Paylaş
Ömrühayatımda hiç kilolu olmadım, tabi bunda bir yetmiş ikilik boyumun bana kıyağı da var.
İnanılmaz yemek yerim, beni yakından tanıyanlar yemeğe, yemek yapmaya olan düşkünlüğümü bilirler, galiba şanslıyım; yediğimi cayır cayır yakanlardanım.
Hamileliğimi bile on iki kiloyla tamamlayan şanslılardanım.
Neyse şimdi size anlatacağım olay biraz farklı.
Hiç kilolu olmadım dediysem, hiçbir zaman da sıska ya da sıfır beden olmadım, zaten buna hiç bir zaman da niyetlenmedim.
Ben kilolarımla, olduğum halimle mutlu mesut yaşarken bir gün mükemmeliyetçi cadı kardeşim Ayça’dan bir mesaj aldım; “Ayşe demin düşündüm de senin en az on, benim de en az beş kilo vermemiz lazım”
Bu mesajı aldığımda üzerimde mini elbise, Yeşilçam ödüllerindeydim.
Bir an sinirim hop etti, hemen cevabı dayadım; “Saçmalama, boyum bir yetmiş iki, kilom altmış bir; elli bir kilomu olayım Ayça, git işine”
“Yahu öyle deme, televizyona falan çıktığında duba gibi gözüküyorsun şekercim”
Sonraki mesajımı buradan yazamayacağım; “bip bip...”
Aradan geçti bir süre, yaz başı hastanelik oldum bildiğiniz gibi. Neyse şükür iyileştim ama bir baktım ki hastalık sırasında iki kilo vermişim.
Ay ben kendimi böyle bir beğen, bir beğen. “Kilolu olmasam da hafif zayıfa kaçmak güzelmiş be” dedim. Ne giysem yakışıyor, pazardan aldığım elli liralık kot bile üzerimde eğreti durmuyor.
Bu arada Ayça da beni görünce; “wow mow” çekiyor, “işte bu ama biraz daha” diyor.
Daha önce Ayçayla kavga edip küfürler sayan ben; “Ya güzel oldu değil mi kardeşim? Aklınla bin yaşa ama sen de biraz zayıfla” demeye başlayıverdim.
Şunu da söylemeden geçmeyeyim, Ayça da bir altmış beş boya elli iki, elli üç kilolarda.
İki kilo verince bana ne olduysa, bir anda herkesin kilosuna takmaya başladım, herkesi; zayıfları dahi kilolu görmeye başladım.
Aynanın karşısında kendimi sabah, akşam inceler oldum ve yeterince zayıf olmadığıma karar verdim.

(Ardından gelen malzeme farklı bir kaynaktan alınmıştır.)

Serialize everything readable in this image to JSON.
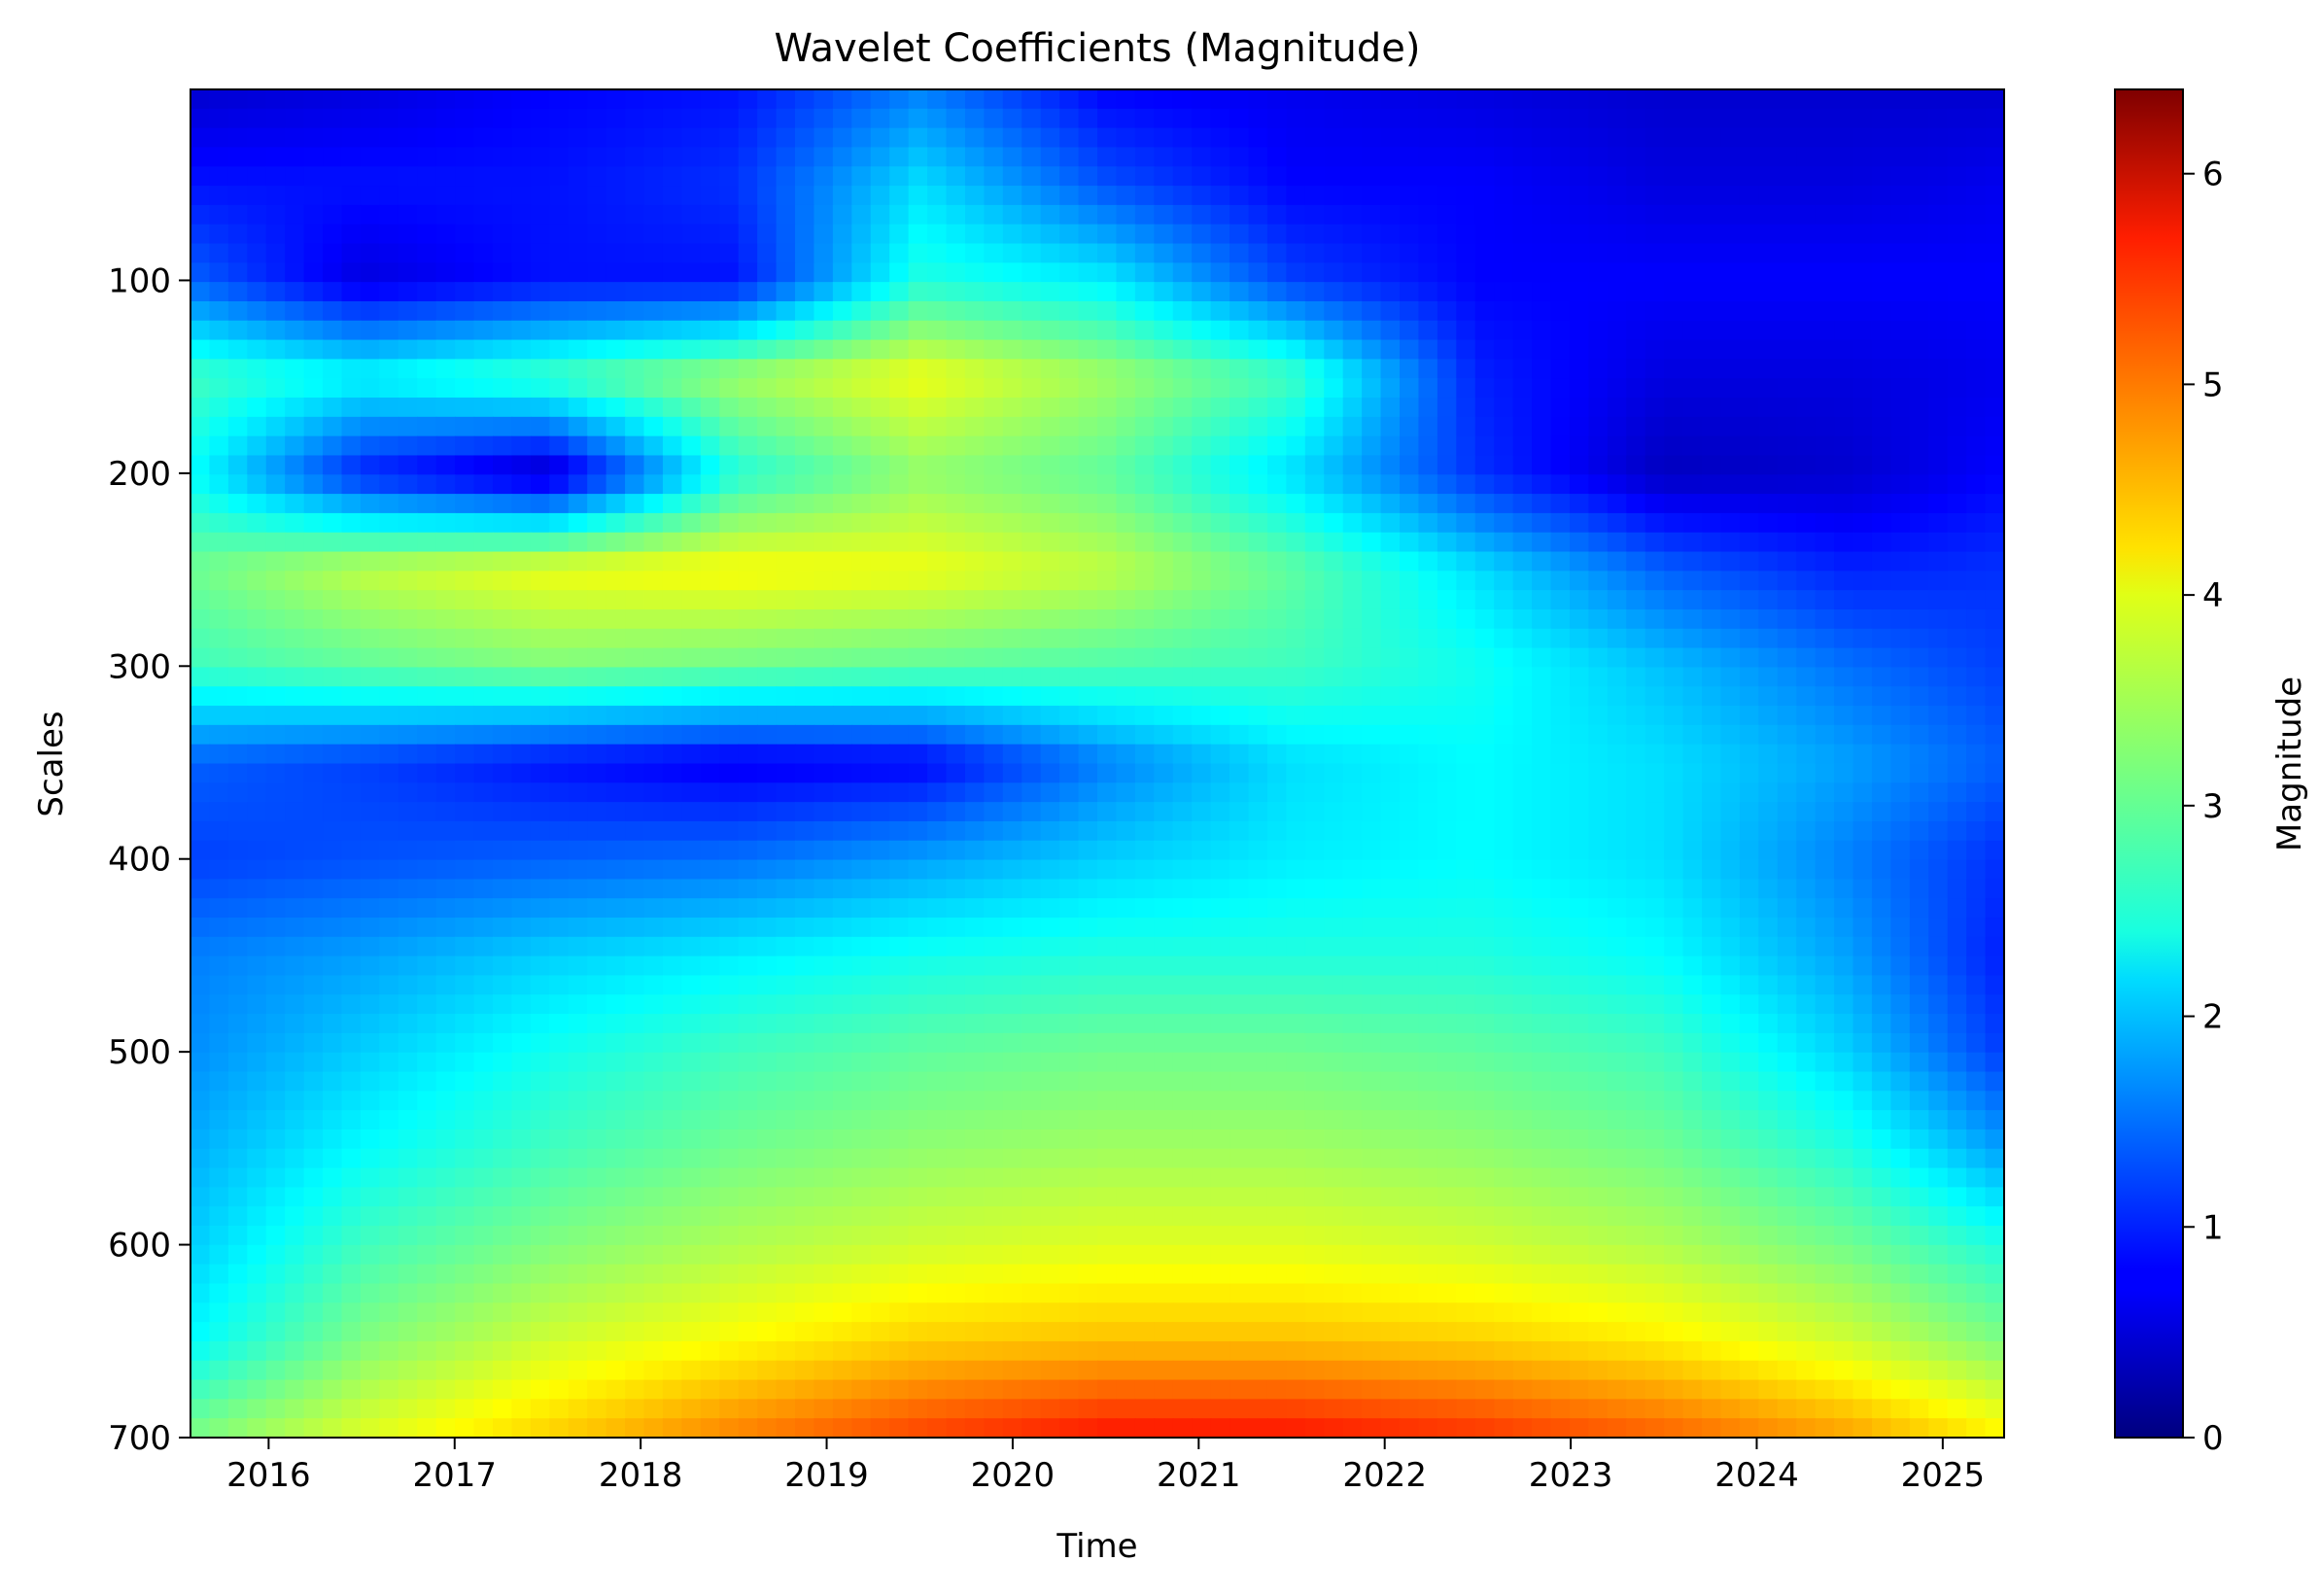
{
  "chart_data": {
    "type": "heatmap",
    "title": "Wavelet Coefficients (Magnitude)",
    "xlabel": "Time",
    "ylabel": "Scales",
    "xlim": [
      "2015-08",
      "2025-04"
    ],
    "ylim": [
      1,
      700
    ],
    "y_inverted": true,
    "x_ticks": [
      "2016",
      "2017",
      "2018",
      "2019",
      "2020",
      "2021",
      "2022",
      "2023",
      "2024",
      "2025"
    ],
    "y_ticks": [
      "100",
      "200",
      "300",
      "400",
      "500",
      "600",
      "700"
    ],
    "y_tick_values": [
      100,
      200,
      300,
      400,
      500,
      600,
      700
    ],
    "colormap": "jet",
    "colorbar": {
      "label": "Magnitude",
      "range": [
        0,
        6.4
      ],
      "ticks": [
        "0",
        "1",
        "2",
        "3",
        "4",
        "5",
        "6"
      ],
      "tick_values": [
        0,
        1,
        2,
        3,
        4,
        5,
        6
      ]
    },
    "x_year_values": [
      2016,
      2017,
      2018,
      2019,
      2020,
      2021,
      2022,
      2023,
      2024,
      2025
    ],
    "magnitude_grid": {
      "x_years": [
        2015.6,
        2016.5,
        2017.5,
        2018.5,
        2019.5,
        2020.5,
        2021.5,
        2022.5,
        2023.5,
        2024.5,
        2025.3
      ],
      "scales": [
        1,
        50,
        100,
        150,
        200,
        250,
        300,
        350,
        400,
        450,
        500,
        550,
        600,
        650,
        700
      ],
      "values": [
        [
          0.5,
          0.6,
          0.8,
          0.9,
          1.6,
          0.8,
          0.7,
          0.6,
          0.5,
          0.5,
          0.5
        ],
        [
          0.9,
          0.9,
          0.9,
          1.1,
          2.2,
          1.3,
          0.8,
          0.8,
          0.6,
          0.6,
          0.7
        ],
        [
          1.4,
          0.6,
          0.9,
          0.9,
          2.6,
          2.3,
          1.2,
          0.8,
          0.8,
          0.8,
          0.8
        ],
        [
          2.8,
          2.4,
          2.8,
          3.4,
          3.9,
          3.4,
          2.8,
          1.0,
          0.6,
          0.6,
          0.7
        ],
        [
          2.4,
          1.0,
          0.4,
          2.6,
          3.3,
          3.0,
          2.2,
          1.1,
          0.4,
          0.5,
          0.8
        ],
        [
          3.1,
          3.6,
          3.9,
          4.0,
          3.9,
          3.6,
          3.0,
          2.2,
          1.4,
          1.0,
          1.1
        ],
        [
          2.8,
          3.0,
          3.2,
          3.1,
          3.0,
          2.9,
          2.8,
          2.5,
          2.0,
          1.5,
          1.2
        ],
        [
          1.4,
          1.2,
          0.9,
          0.7,
          0.8,
          1.6,
          2.2,
          2.4,
          2.2,
          1.8,
          1.4
        ],
        [
          1.2,
          1.3,
          1.4,
          1.5,
          1.8,
          2.1,
          2.3,
          2.4,
          2.2,
          1.6,
          1.1
        ],
        [
          1.6,
          1.8,
          2.1,
          2.3,
          2.5,
          2.6,
          2.6,
          2.6,
          2.4,
          1.8,
          1.0
        ],
        [
          1.7,
          2.1,
          2.5,
          2.8,
          3.0,
          3.1,
          3.1,
          3.0,
          2.8,
          2.1,
          1.2
        ],
        [
          1.9,
          2.4,
          2.8,
          3.1,
          3.3,
          3.4,
          3.4,
          3.3,
          3.1,
          2.6,
          1.8
        ],
        [
          2.1,
          2.8,
          3.2,
          3.5,
          3.7,
          3.8,
          3.8,
          3.7,
          3.5,
          3.1,
          2.6
        ],
        [
          2.4,
          3.2,
          3.7,
          4.0,
          4.3,
          4.4,
          4.4,
          4.3,
          4.1,
          3.7,
          3.2
        ],
        [
          3.2,
          3.8,
          4.3,
          4.8,
          5.2,
          5.5,
          5.5,
          5.3,
          5.0,
          4.6,
          4.1
        ]
      ]
    }
  }
}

Başladım rejime, o ara evi de taşıdığımdan; in çık debelenip durduğumdan, yine kilo verdim; bir iki daha gitti benden.
Nasıl mutlu oldum, anlatamam; taytlar giydim, kısacık gömleklerle; sanırsınız mankenim ama öyleyim kendimce.
Kilo vurdu elli yediye, kim görse; “Ay ne kadar zayıfsın, ay ne güzel vücudun var; taş olmuşsun taş” dedikçe iyice hırslanıverdim. “Haydi Ayşe, iki kilo daha, haydi yürü kızım, yürü” dedim.
Kendimi asla aç bırakmadım; salata, et, sebze takıldım ama elbette uzun zaman hamburgermiş, pizzaymış, pastaymış, onlardan uzak kaldım. Şimdi iki kilo daha verdim; yani elli yediyim.
Ayça; “Benden zayıfsın” diye komplekslere girdi, rejime başladı. Ben ise hayatımdan son derece mutlu mesut olmam gerekirken daha dün aynanın karşısında kendimi; “En az iki kilo daha vermelisin Ayşe” diye düşünürken buluverdim.
Oturup düşününce benim için tehlike çanlarının çalmaya başladığını kabullendim, artık yeterince zayıf olmama rağmen hala kendimi kilolu buluyordum.
İçimi bir korku basıverdi; “Aman Allah’ım, yoksa anoreksiyaya mı yakalanıyorum?” diye karalar bağladım ve soluğu psikologda aldım.
Uzunca konuştuk; “Korkma” dedi, “anoreksiya olmaz böyle, sen sadece gaza fazlaca gelmişsin, artık daha fazla kilo verme, keyfine bak”
Oh rahatladım ve artık sadece yeni kilomu koruma kararı aldım. Bu arada doktordan çıkarken; “Bir daha geleyim mi, bir ay sonra?” diye sordum.
Doktorum cevap verdi; “Sen gelme ama sana en az on kilo vermen lazım diyen kardeşin Ayça bir müsait zamanında uğrayıversin bana”
Ya işte böyle sevgili okur dostlarım, aman ha sakın bu kilo girdabına kendinizi kaptırmayın.